Foreign Law and the Exclusionary Rule:
A lot of VC readers are familiar with the debate over the use of foreign law to interpret the Bill of Rights. It's interesting that most discussions of this issue (not all, but most) overlook a prominent historical example: the use of the exclusionary rule for state violations of the Fourth Amendment, in which foreign law played a role in initially leading the Supreme Court to reject the use of the exclusionary rule under the Due Process clause.

  The key case is Wolf v. Colorado, 338 U.S. 25 (1949), which held that the Fourth Amendment was applicable to the states through the Due Process clause but that its exclusionary rule was not. Doctrinally speaking, the question was whether the exclusionary remedy was "implicit in the concept of ordered liberty" such that it was required under the Due Process clause to be applicable to the states. Justice Frankfurter ruled that it was not, based in part on international practice:
[T]he immediate question is whether the basic right to protection against arbitrary intrusion by the police demands the exclusion of logically relevant evidence obtained by an unreasonable search and seizure because, in a federal prosecution for a federal crime, it would be excluded. As a matter of inherent reason, one would suppose this to be an issue to which men with complete devotion to the protection of the right of privacy might give different answers. When we find that in fact most of the English-speaking world does not regard as vital to such protection the exclusion of evidence thus obtained, we must hesitate to treat this remedy as an essential ingredient of the right.
(emphasis mine) Justice Frankfurther then added an Appendix to the Wolf decision listing the "English-speaking" jurisdictions and citations to their courts' rejection of the exclusionary rule. Here is the Appendix:
JURISDICTIONS OF THE UNITED KINGDOM AND THE BRITISH COMMONWEALTH OF NATIONS WHICH HAVE HELD ADMISSIBLE EVIDENCE OBTAINED BY ILLEGAL SEARCH AND SEIZURE.

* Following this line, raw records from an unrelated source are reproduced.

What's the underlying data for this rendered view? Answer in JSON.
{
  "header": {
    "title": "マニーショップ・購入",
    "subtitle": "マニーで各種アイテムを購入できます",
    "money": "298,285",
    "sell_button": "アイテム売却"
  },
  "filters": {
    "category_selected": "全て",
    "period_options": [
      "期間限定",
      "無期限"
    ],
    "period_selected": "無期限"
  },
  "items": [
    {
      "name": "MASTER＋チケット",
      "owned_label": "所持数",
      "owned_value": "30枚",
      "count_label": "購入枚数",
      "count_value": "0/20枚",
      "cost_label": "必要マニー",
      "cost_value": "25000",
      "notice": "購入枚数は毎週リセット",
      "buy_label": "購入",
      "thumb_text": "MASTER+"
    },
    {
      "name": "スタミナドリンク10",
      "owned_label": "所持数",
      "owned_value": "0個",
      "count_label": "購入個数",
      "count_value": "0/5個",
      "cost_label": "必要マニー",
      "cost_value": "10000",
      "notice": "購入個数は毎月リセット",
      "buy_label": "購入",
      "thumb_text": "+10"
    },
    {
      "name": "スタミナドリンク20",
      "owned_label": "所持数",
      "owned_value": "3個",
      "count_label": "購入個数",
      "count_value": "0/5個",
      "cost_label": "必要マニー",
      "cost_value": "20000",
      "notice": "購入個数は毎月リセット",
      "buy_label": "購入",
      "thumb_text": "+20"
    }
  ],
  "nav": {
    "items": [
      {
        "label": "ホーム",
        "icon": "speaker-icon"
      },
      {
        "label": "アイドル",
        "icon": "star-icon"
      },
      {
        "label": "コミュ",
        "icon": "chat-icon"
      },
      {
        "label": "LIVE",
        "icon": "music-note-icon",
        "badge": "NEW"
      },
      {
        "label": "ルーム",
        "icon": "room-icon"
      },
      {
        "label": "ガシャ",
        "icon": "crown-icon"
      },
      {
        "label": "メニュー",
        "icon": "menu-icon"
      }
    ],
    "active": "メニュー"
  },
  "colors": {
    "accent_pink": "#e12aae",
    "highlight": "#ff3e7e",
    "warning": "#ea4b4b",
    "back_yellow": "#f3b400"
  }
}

AUSTRALIA Miller v. Noblet, (1927) S.A.S.R. 385.
CANADA ALTA. Rex v. Nelson, (1922) 2 W.W.R. 381, 69 D.L.R. 180.
MAN. ex v. Durousel, 41 Man. 15, (1933) 2 D.L.R. 446.
ONT. Regina v. Doyle, 12 Ont. 347.
SASK. Rex v. Kostachuk, 24 Sask. 485, 54 Can.C.C. 189.
ENGLAND See Elias v. Pasmore, (1934) 2 K.B. 164.
INDIA ALL. Ali Ahmad Khan v. Emperor, 81 I.C. 615(1).
CAL. Baldeo Bin v. Emperor, 142 I.C. 639.
RANG. Chwa Hum Htive v. Emperor, 143 I.C. 824.
SCOTLAND See Hodgson v. McPherson, (1913) S.C.(J.) 68, 73.
  Twelve years later, the Supreme Court overruled Wolf in Mapp v. Ohio, 367 U.S. 643 (1961), and held that the exclusionary rule was applicable to the states. Strikingly, however, Mapp v. Ohio completely ignored international opinion and international practice. It looked only inwardly, closing its eyes to what Justice Ginsburg has called "the experience and good thinking foreign sources may convey." (Note also that while Frankfurter focused on "English-speaking" nations, he would have reached the same result by looking at all countries; as far as I know, the United States is still the only country in the world with a mandatory suppression remedy for search and seizure violations.)

  Of course, the number of people who want the Supreme Court to rely on foreign law in the interpretation of the Due Process clause and also want a return to Wolf v. Colorado could fit in a phone booth, with room left over for an offensive tackle to enter the phone booth and make a call. But it strikes me as an interesting example.